Dans une Afrique de l’Ouest secouée par les crises, le Togo fait de la protection des réfugiés un pilier de sa cohésion nationale. Avec 58 945 exilés de 28 nationalités sur son sol, l’État déploie depuis 2026 un plan à 18 milliards FCFA qui dépasse l’urgence humanitaire pour viser la résilience collective.
À travers les chiffres, l’on note 58 945 réfugiés et demandeurs d’asile, 28 nationalités, et près de 1,3 million de personnes qui sont touchées de près ou de loin par les déplacements. De part les personnes déplacées, l’on rencontre souvent les communautés hôtes, les familles déjà fragilisées. il faut dire que dans un Sahel sous tension, le Togo se retrouve en première ligne. Et face à ce problème, l’exécutif a tranché et fait savoir que subir n’est pas une option.

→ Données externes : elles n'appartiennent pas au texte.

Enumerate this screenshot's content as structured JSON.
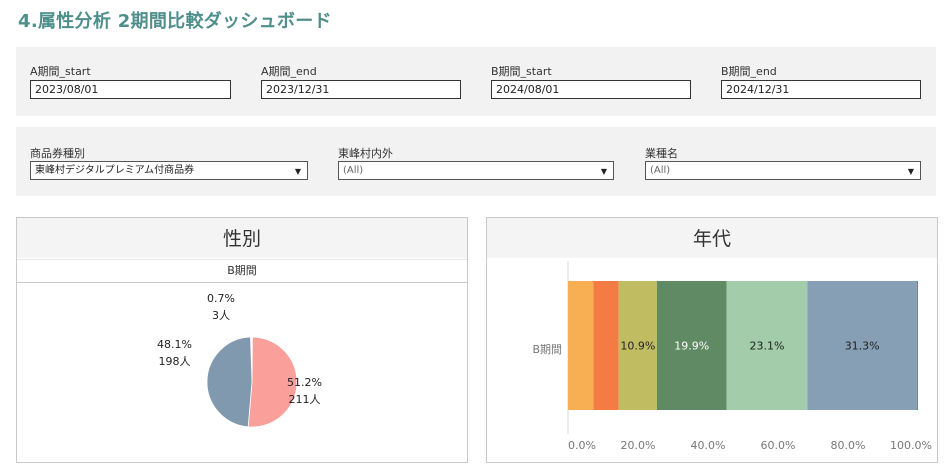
{
  "title": "4.属性分析 2期間比較ダッシュボード",
  "dates": [
    {
      "label": "A期間_start",
      "value": "2023/08/01"
    },
    {
      "label": "A期間_end",
      "value": "2023/12/31"
    },
    {
      "label": "B期間_start",
      "value": "2024/08/01"
    },
    {
      "label": "B期間_end",
      "value": "2024/12/31"
    }
  ],
  "filters": [
    {
      "label": "商品券種別",
      "value": "東峰村デジタルプレミアム付商品券"
    },
    {
      "label": "東峰村内外",
      "value": "(All)"
    },
    {
      "label": "業種名",
      "value": "(All)"
    }
  ],
  "gender_card": {
    "title": "性別",
    "subheader": "B期間",
    "labels": [
      {
        "pct": "0.7%",
        "count": "3人"
      },
      {
        "pct": "48.1%",
        "count": "198人"
      },
      {
        "pct": "51.2%",
        "count": "211人"
      }
    ]
  },
  "age_card": {
    "title": "年代",
    "row_label": "B期間"
  },
  "colors": {
    "title": "#4f8f8b",
    "pie": [
      "#ffffff",
      "#8099ae",
      "#fb9f9b"
    ],
    "bar": [
      "#f8ae52",
      "#f47b44",
      "#c0bc62",
      "#5f8a63",
      "#a2ccaa",
      "#869fb4",
      "#e0594e"
    ]
  },
  "chart_data": [
    {
      "type": "pie",
      "title": "性別",
      "categories": [
        "",
        "",
        ""
      ],
      "values": [
        0.7,
        48.1,
        51.2
      ],
      "counts": [
        3,
        198,
        211
      ]
    },
    {
      "type": "bar",
      "orientation": "horizontal-stacked",
      "title": "年代",
      "categories": [
        "B期間"
      ],
      "segments": [
        7.3,
        7.2,
        10.9,
        19.9,
        23.1,
        31.3,
        0.3
      ],
      "segment_labels": [
        "",
        "",
        "10.9%",
        "19.9%",
        "23.1%",
        "31.3%",
        ""
      ],
      "label_colors": [
        "#222",
        "#222",
        "#222",
        "#ffffff",
        "#222",
        "#222",
        "#222"
      ],
      "xticks": [
        "0.0%",
        "20.0%",
        "40.0%",
        "60.0%",
        "80.0%",
        "100.0%"
      ],
      "xlim": [
        0,
        100
      ]
    }
  ]
}
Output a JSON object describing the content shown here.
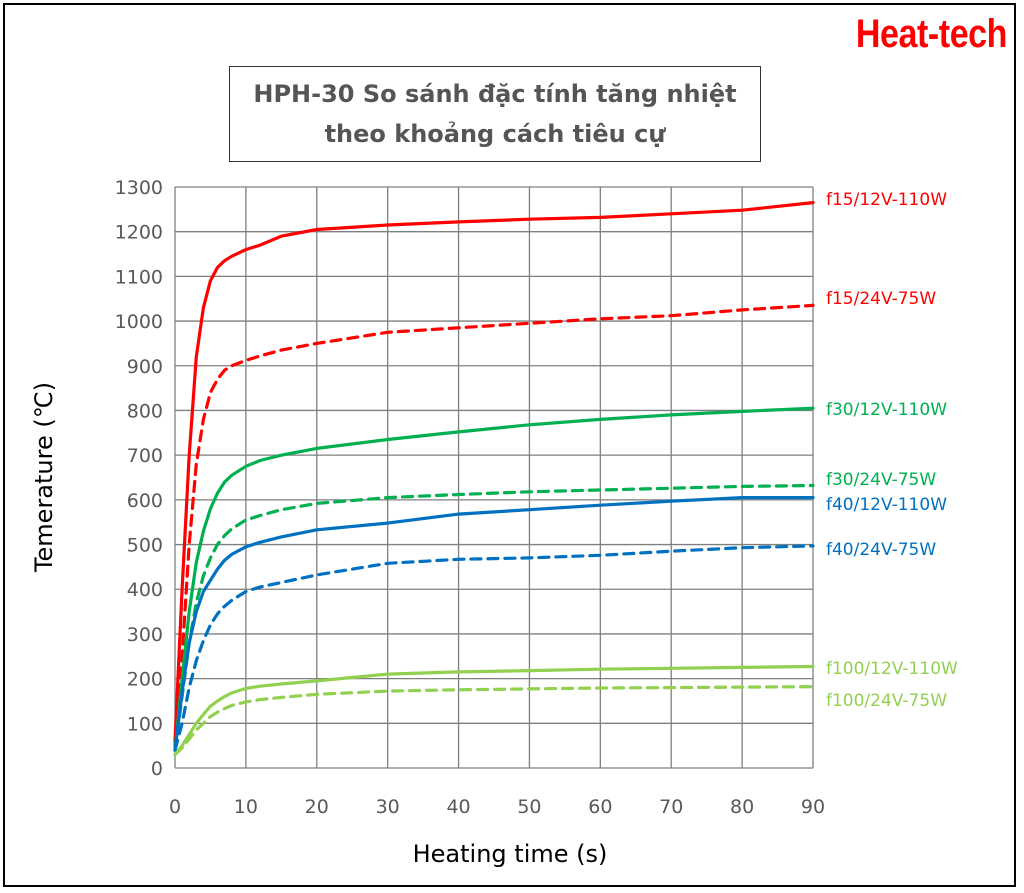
{
  "brand": "Heat-tech",
  "chart_data": {
    "type": "line",
    "title_line1": "HPH-30 So sánh đặc tính tăng nhiệt",
    "title_line2": "theo khoảng cách tiêu cự",
    "xlabel": "Heating time (s)",
    "ylabel": "Temerature (℃)",
    "xlim": [
      0,
      90
    ],
    "ylim": [
      0,
      1300
    ],
    "xticks": [
      0,
      10,
      20,
      30,
      40,
      50,
      60,
      70,
      80,
      90
    ],
    "yticks": [
      0,
      100,
      200,
      300,
      400,
      500,
      600,
      700,
      800,
      900,
      1000,
      1100,
      1200,
      1300
    ],
    "grid": true,
    "legend": "right",
    "series": [
      {
        "name": "f15/12V-110W",
        "color": "#ff0000",
        "dash": false,
        "x": [
          0,
          1,
          2,
          3,
          4,
          5,
          6,
          7,
          8,
          10,
          12,
          15,
          20,
          30,
          40,
          50,
          60,
          70,
          80,
          90
        ],
        "y": [
          60,
          400,
          700,
          920,
          1030,
          1090,
          1120,
          1135,
          1145,
          1160,
          1170,
          1190,
          1205,
          1215,
          1222,
          1228,
          1232,
          1240,
          1248,
          1265
        ]
      },
      {
        "name": "f15/24V-75W",
        "color": "#ff0000",
        "dash": true,
        "x": [
          0,
          1,
          2,
          3,
          4,
          5,
          6,
          7,
          8,
          10,
          12,
          15,
          20,
          30,
          40,
          50,
          60,
          70,
          80,
          90
        ],
        "y": [
          50,
          250,
          500,
          680,
          780,
          840,
          870,
          890,
          900,
          912,
          922,
          935,
          950,
          975,
          985,
          995,
          1005,
          1012,
          1025,
          1035
        ]
      },
      {
        "name": "f30/12V-110W",
        "color": "#00b050",
        "dash": false,
        "x": [
          0,
          1,
          2,
          3,
          4,
          5,
          6,
          7,
          8,
          10,
          12,
          15,
          20,
          30,
          40,
          50,
          60,
          70,
          80,
          90
        ],
        "y": [
          40,
          200,
          350,
          460,
          530,
          580,
          615,
          640,
          655,
          675,
          688,
          700,
          715,
          735,
          752,
          768,
          780,
          790,
          798,
          805
        ]
      },
      {
        "name": "f30/24V-75W",
        "color": "#00b050",
        "dash": true,
        "x": [
          0,
          1,
          2,
          3,
          4,
          5,
          6,
          7,
          8,
          10,
          12,
          15,
          20,
          30,
          40,
          50,
          60,
          70,
          80,
          90
        ],
        "y": [
          40,
          160,
          280,
          370,
          430,
          470,
          500,
          520,
          535,
          555,
          565,
          578,
          592,
          605,
          612,
          618,
          622,
          626,
          630,
          632
        ]
      },
      {
        "name": "f40/12V-110W",
        "color": "#0070c0",
        "dash": false,
        "x": [
          0,
          1,
          2,
          3,
          4,
          5,
          6,
          7,
          8,
          10,
          12,
          15,
          20,
          30,
          40,
          50,
          60,
          70,
          80,
          90
        ],
        "y": [
          40,
          170,
          280,
          350,
          395,
          420,
          445,
          465,
          478,
          495,
          505,
          517,
          533,
          548,
          568,
          578,
          588,
          597,
          605,
          605
        ]
      },
      {
        "name": "f40/24V-75W",
        "color": "#0070c0",
        "dash": true,
        "x": [
          0,
          1,
          2,
          3,
          4,
          5,
          6,
          7,
          8,
          10,
          12,
          15,
          20,
          30,
          40,
          50,
          60,
          70,
          80,
          90
        ],
        "y": [
          40,
          100,
          180,
          240,
          285,
          320,
          345,
          362,
          375,
          395,
          405,
          415,
          432,
          458,
          467,
          470,
          476,
          485,
          493,
          497
        ]
      },
      {
        "name": "f100/12V-110W",
        "color": "#92d050",
        "dash": false,
        "x": [
          0,
          1,
          2,
          3,
          4,
          5,
          6,
          7,
          8,
          10,
          12,
          15,
          20,
          30,
          40,
          50,
          60,
          70,
          80,
          90
        ],
        "y": [
          30,
          50,
          75,
          100,
          120,
          138,
          150,
          160,
          168,
          178,
          183,
          188,
          195,
          210,
          215,
          218,
          221,
          223,
          225,
          227
        ]
      },
      {
        "name": "f100/24V-75W",
        "color": "#92d050",
        "dash": true,
        "x": [
          0,
          1,
          2,
          3,
          4,
          5,
          6,
          7,
          8,
          10,
          12,
          15,
          20,
          30,
          40,
          50,
          60,
          70,
          80,
          90
        ],
        "y": [
          30,
          45,
          65,
          85,
          100,
          115,
          125,
          133,
          140,
          148,
          153,
          158,
          165,
          172,
          175,
          177,
          179,
          180,
          181,
          182
        ]
      }
    ]
  }
}
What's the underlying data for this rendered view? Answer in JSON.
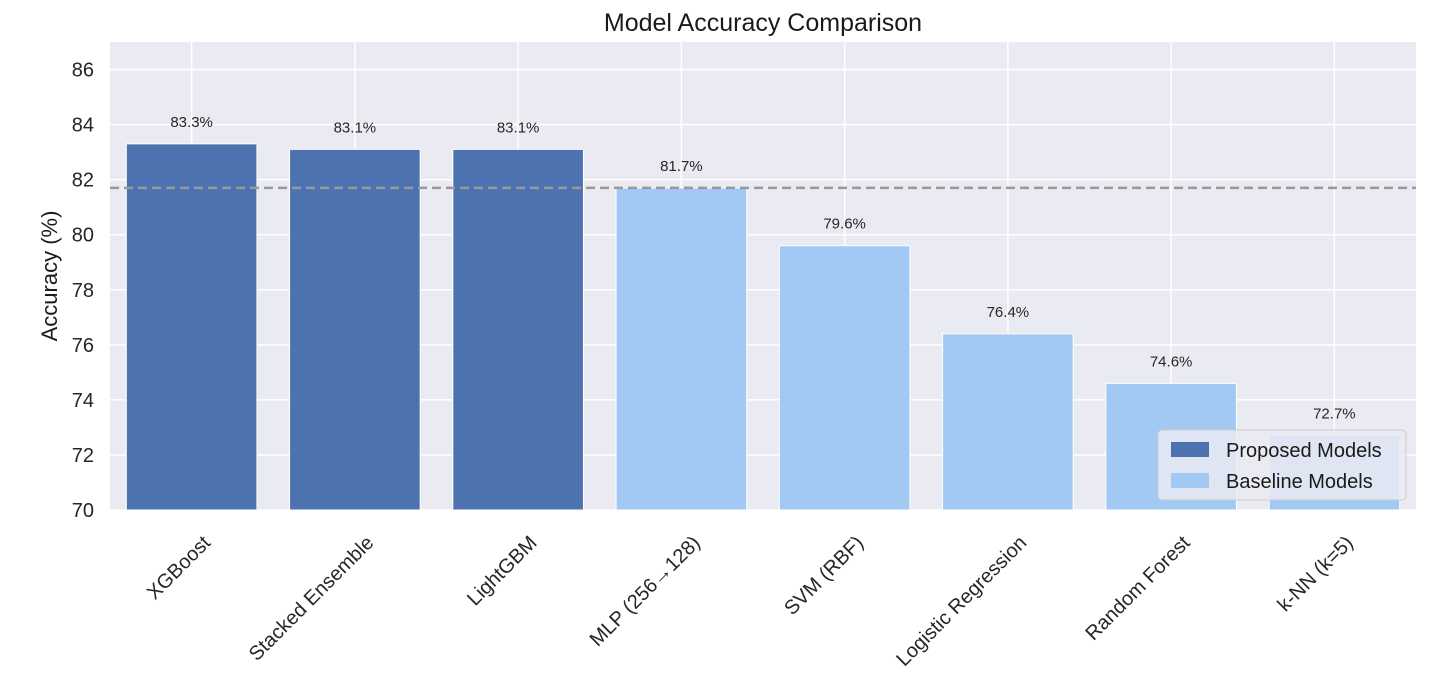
{
  "chart_data": {
    "type": "bar",
    "title": "Model Accuracy Comparison",
    "xlabel": "",
    "ylabel": "Accuracy (%)",
    "ylim": [
      70,
      87
    ],
    "yticks": [
      70,
      72,
      74,
      76,
      78,
      80,
      82,
      84,
      86
    ],
    "grid": true,
    "categories": [
      "XGBoost",
      "Stacked Ensemble",
      "LightGBM",
      "MLP (256→128)",
      "SVM (RBF)",
      "Logistic Regression",
      "Random Forest",
      "k-NN (k=5)"
    ],
    "values": [
      83.3,
      83.1,
      83.1,
      81.7,
      79.6,
      76.4,
      74.6,
      72.7
    ],
    "value_labels": [
      "83.3%",
      "83.1%",
      "83.1%",
      "81.7%",
      "79.6%",
      "76.4%",
      "74.6%",
      "72.7%"
    ],
    "groups": [
      "proposed",
      "proposed",
      "proposed",
      "baseline",
      "baseline",
      "baseline",
      "baseline",
      "baseline"
    ],
    "reference_line": {
      "y": 81.7,
      "style": "dashed",
      "color": "#999999"
    },
    "legend": {
      "placement": "lower-right",
      "entries": [
        {
          "key": "proposed",
          "label": "Proposed Models",
          "color": "#4c72b0"
        },
        {
          "key": "baseline",
          "label": "Baseline Models",
          "color": "#a1c9f4"
        }
      ]
    },
    "colors": {
      "plot_background": "#eaeaf2",
      "grid": "#ffffff",
      "proposed": "#4c72b0",
      "baseline": "#a1c9f4"
    }
  }
}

Ainsi pour apporter une réponse à ce soucis, un Plan de réponse conjoint 2026-2027 a été mis en place par les hautes autorités du pays. C’est une initiative qui a été lancée dans le cadre du programme d’urgence de renforcement de la résilience et de la sécurité des communautés, le PURS, qui mobilise 18 milliards de francs CFA. L’ambition affichée n’est pas seulement de distribuer des vivres. Il s’agit de tenir la société debout en garantissant des droits, en sécurisant les parcours et en ancrant les solutions dans la durée.
Le premier chantier est celui de la protection. Plus de 151 000 personnes sont concernées, avec une attention portée aux enfants et aux femmes exposées aux violences basées sur le genre. L’idée envisagée est qu’un demandeur d’asile doit pouvoir faire valoir ses droits dans un cadre sûr, équitable, et accompagné. La dignité n’est pas un supplément d’âme, c’est la base du dispositif.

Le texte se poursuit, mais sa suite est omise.